In view of the great weight of cable required to span the Atlantic, it was decided to divide the burden between two vessels, the British government providing HMS Agamemnon, a line-of-battle ship, and the American government supplying the naval frigate Niagara. HMS Agamemnon, with her large hold and her machinery placed near the stern, was well adapted to her new task, and soon took on board huge coils of cable.

Valentia Harbour, the most westerly in Ireland, was the point from which the 1,834 miles of cable began to be paid out in August 1857, but a mishap prematurely ended operations: it was in the following year that HMS Agamemnon and her consorts resumed the complicated task of completing the transatlantic cable link.

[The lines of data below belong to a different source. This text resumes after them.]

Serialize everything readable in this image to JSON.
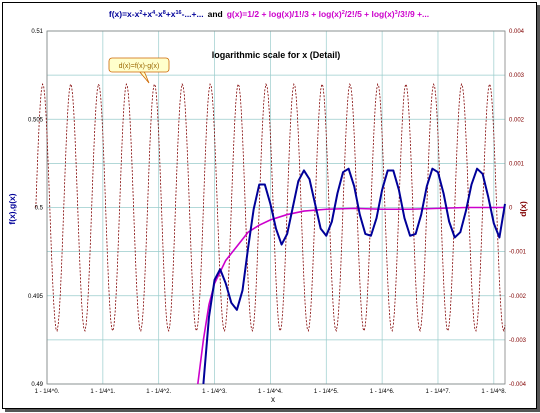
{
  "chart_data": {
    "type": "line",
    "title_parts": {
      "f": "f(x)=x-x",
      "f_sup1": "2",
      "f_mid1": "+x",
      "f_sup2": "4",
      "f_mid2": "-x",
      "f_sup3": "8",
      "f_mid3": "+x",
      "f_sup4": "16",
      "f_end": "-...+...",
      "and": "and",
      "g": "g(x)=1/2 + log(x)/1!/3 + log(x)",
      "g_sup1": "2",
      "g_mid1": "/2!/5 + log(x)",
      "g_sup2": "3",
      "g_end": "/3!/9 +..."
    },
    "subtitle": "logarithmic scale for x (Detail)",
    "annotation": "d(x)=f(x)-g(x)",
    "xlabel": "x",
    "ylabel_left": "f(x),g(x)",
    "ylabel_right": "d(x)",
    "ylim_left": [
      0.49,
      0.51
    ],
    "ylim_right": [
      -0.004,
      0.004
    ],
    "xlim": [
      0,
      8.2
    ],
    "left_ticks": [
      "0.49",
      "0.495",
      "0.5",
      "0.505",
      "0.51"
    ],
    "right_ticks": [
      "-0.004",
      "-0.003",
      "-0.002",
      "-0.001",
      "0",
      "0.001",
      "0.002",
      "0.003",
      "0.004"
    ],
    "x_ticks": [
      "1 - 1/4^0.",
      "1 - 1/4^1.",
      "1 - 1/4^2.",
      "1 - 1/4^3.",
      "1 - 1/4^4.",
      "1 - 1/4^5.",
      "1 - 1/4^6.",
      "1 - 1/4^7.",
      "1 - 1/4^8."
    ],
    "grid": true,
    "colors": {
      "f": "#000099",
      "g": "#cc00cc",
      "d": "#800000",
      "grid": "#99cccc",
      "title_f": "#000099",
      "title_g": "#cc00cc",
      "annotation_bg": "#ffffcc",
      "annotation_border": "#cc6600",
      "annotation_text": "#996600"
    },
    "series": [
      {
        "name": "f(x)",
        "axis": "left",
        "x": [
          2.8,
          2.9,
          3.0,
          3.1,
          3.2,
          3.3,
          3.4,
          3.5,
          3.6,
          3.7,
          3.8,
          3.9,
          4.0,
          4.1,
          4.2,
          4.3,
          4.4,
          4.5,
          4.6,
          4.7,
          4.8,
          4.9,
          5.0,
          5.1,
          5.2,
          5.3,
          5.4,
          5.5,
          5.6,
          5.7,
          5.8,
          5.9,
          6.0,
          6.1,
          6.2,
          6.3,
          6.4,
          6.5,
          6.6,
          6.7,
          6.8,
          6.9,
          7.0,
          7.1,
          7.2,
          7.3,
          7.4,
          7.5,
          7.6,
          7.7,
          7.8,
          7.9,
          8.0,
          8.1,
          8.2
        ],
        "y": [
          0.49,
          0.4938,
          0.4959,
          0.4965,
          0.4957,
          0.4946,
          0.4942,
          0.4953,
          0.4977,
          0.4999,
          0.5013,
          0.5013,
          0.5002,
          0.4988,
          0.4979,
          0.4985,
          0.5,
          0.5015,
          0.5021,
          0.5016,
          0.5002,
          0.4988,
          0.4984,
          0.4992,
          0.5008,
          0.502,
          0.5022,
          0.5012,
          0.4996,
          0.4985,
          0.4984,
          0.4994,
          0.501,
          0.5021,
          0.5021,
          0.501,
          0.4994,
          0.4984,
          0.4985,
          0.4996,
          0.5012,
          0.5022,
          0.502,
          0.5008,
          0.4992,
          0.4983,
          0.4986,
          0.4998,
          0.5013,
          0.5022,
          0.5019,
          0.5006,
          0.4991,
          0.4983,
          0.5002
        ]
      },
      {
        "name": "g(x)",
        "axis": "left",
        "x": [
          2.7,
          2.8,
          2.9,
          3.0,
          3.2,
          3.4,
          3.6,
          3.8,
          4.0,
          4.3,
          4.6,
          5.0,
          5.5,
          6.0,
          6.5,
          7.0,
          7.5,
          8.0,
          8.2
        ],
        "y": [
          0.49,
          0.4925,
          0.4945,
          0.4957,
          0.497,
          0.4978,
          0.4986,
          0.499,
          0.4993,
          0.4996,
          0.4998,
          0.4999,
          0.49995,
          0.4999,
          0.4999,
          0.49995,
          0.5,
          0.5,
          0.5
        ]
      },
      {
        "name": "d(x)",
        "axis": "right",
        "model": {
          "amplitude": 0.0028,
          "period": 0.5,
          "phase": -0.2,
          "x_start": -0.2,
          "x_end": 8.2
        }
      }
    ]
  }
}
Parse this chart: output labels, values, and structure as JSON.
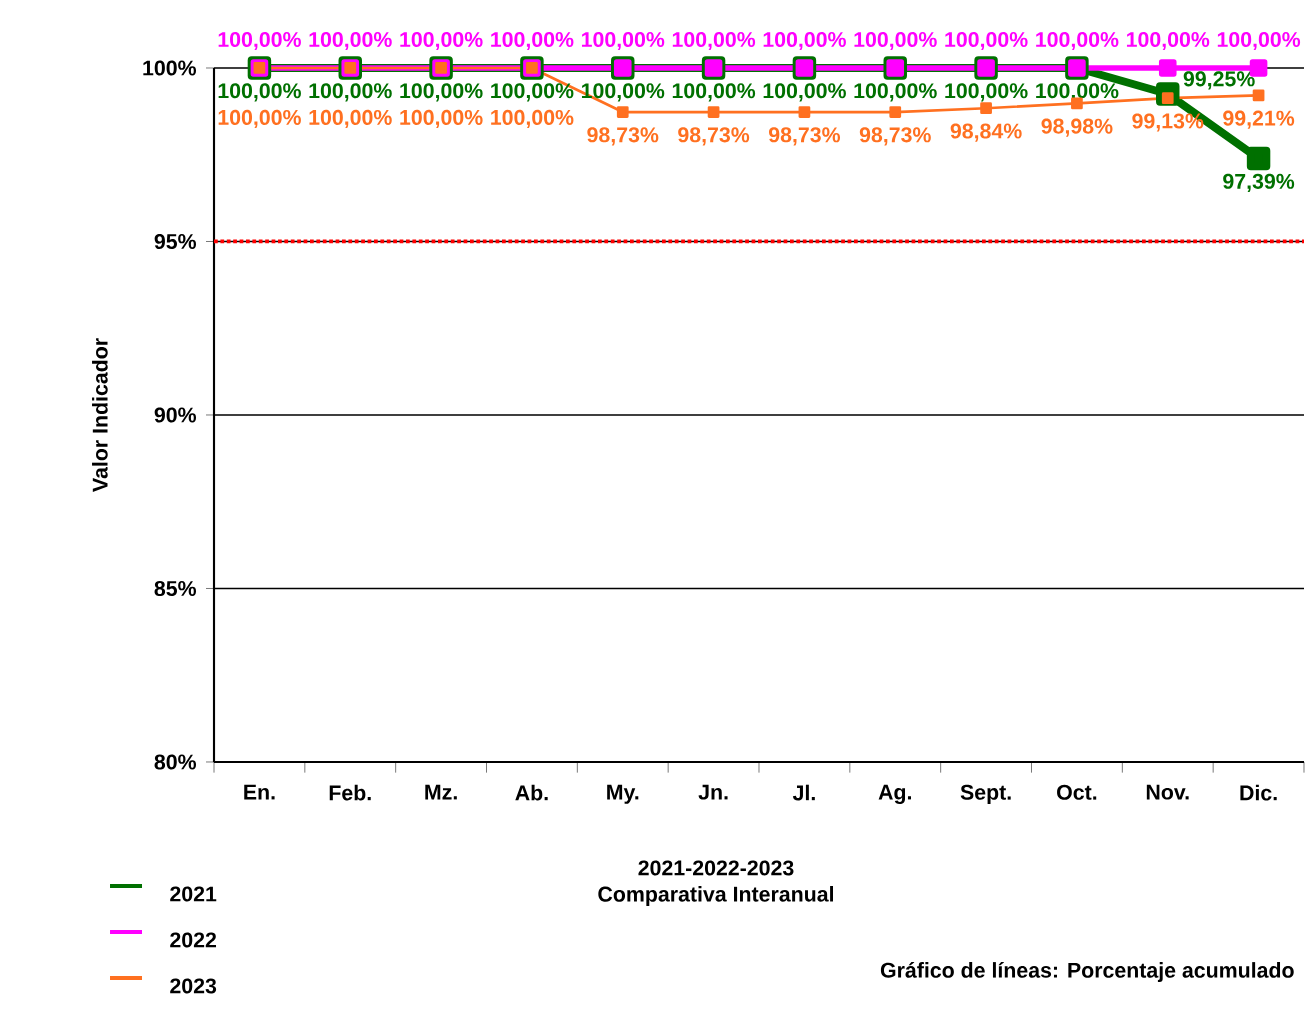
{
  "chart_data": {
    "type": "line",
    "title": "2021-2022-2023",
    "subtitle": "Comparativa Interanual",
    "ylabel": "Valor Indicador",
    "categories": [
      "En.",
      "Feb.",
      "Mz.",
      "Ab.",
      "My.",
      "Jn.",
      "Jl.",
      "Ag.",
      "Sept.",
      "Oct.",
      "Nov.",
      "Dic."
    ],
    "series": [
      {
        "name": "2021",
        "color": "#007000",
        "values": [
          100,
          100,
          100,
          100,
          100,
          100,
          100,
          100,
          100,
          100,
          99.25,
          97.39
        ],
        "value_labels": [
          "100,00%",
          "100,00%",
          "100,00%",
          "100,00%",
          "100,00%",
          "100,00%",
          "100,00%",
          "100,00%",
          "100,00%",
          "100,00%",
          "99,25%",
          "97,39%"
        ]
      },
      {
        "name": "2022",
        "color": "#ff00ff",
        "values": [
          100,
          100,
          100,
          100,
          100,
          100,
          100,
          100,
          100,
          100,
          100,
          100
        ],
        "value_labels": [
          "100,00%",
          "100,00%",
          "100,00%",
          "100,00%",
          "100,00%",
          "100,00%",
          "100,00%",
          "100,00%",
          "100,00%",
          "100,00%",
          "100,00%",
          "100,00%"
        ]
      },
      {
        "name": "2023",
        "color": "#ff7020",
        "values": [
          100,
          100,
          100,
          100,
          98.73,
          98.73,
          98.73,
          98.73,
          98.84,
          98.98,
          99.13,
          99.21
        ],
        "value_labels": [
          "100,00%",
          "100,00%",
          "100,00%",
          "100,00%",
          "98,73%",
          "98,73%",
          "98,73%",
          "98,73%",
          "98,84%",
          "98,98%",
          "99,13%",
          "99,21%"
        ]
      }
    ],
    "ylim": [
      80,
      100
    ],
    "yticks": [
      {
        "value": 80,
        "label": "80%"
      },
      {
        "value": 85,
        "label": "85%"
      },
      {
        "value": 90,
        "label": "90%"
      },
      {
        "value": 95,
        "label": "95%"
      },
      {
        "value": 100,
        "label": "100%"
      }
    ],
    "ref_lines": [
      {
        "axis": "y",
        "value": 95,
        "color": "#ff0000",
        "line_style": "dotted"
      }
    ],
    "annotations": [
      "Gráfico de líneas:  Porcentaje acumulado"
    ],
    "grid": "y",
    "legend": "bottom left",
    "marker": "square",
    "line_style": "solid"
  }
}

After many vicissitudes, the cable was successfully laid, coming ashore in Trinity Bay, Newfoundland. Soon afterwards, in August 1858, messages were passed between Queen Victoria and James Buchanan, President of the United States. About 400 messages were passed before communications were broken. Opinion was divided as to the cause of the breakage: some thought that inadequate insulation was responsible; others believed that insufficient cable had been prepared and paid out, preventing the cable coming to rest on the seabed.

This unhappy climax to so much ingenuity and enterprise was not to be the end of the story, however. The achievement of HMS Agamemnon and her consorts had demonstrated the possibilities which were to be exploited with success when Great Eastern completed the second link with the New World, and telegraphic communications were resumed in 1866.

The Mountbatten Medallic History of Great Britain and the Sea, John Pinches Medallists Ltd.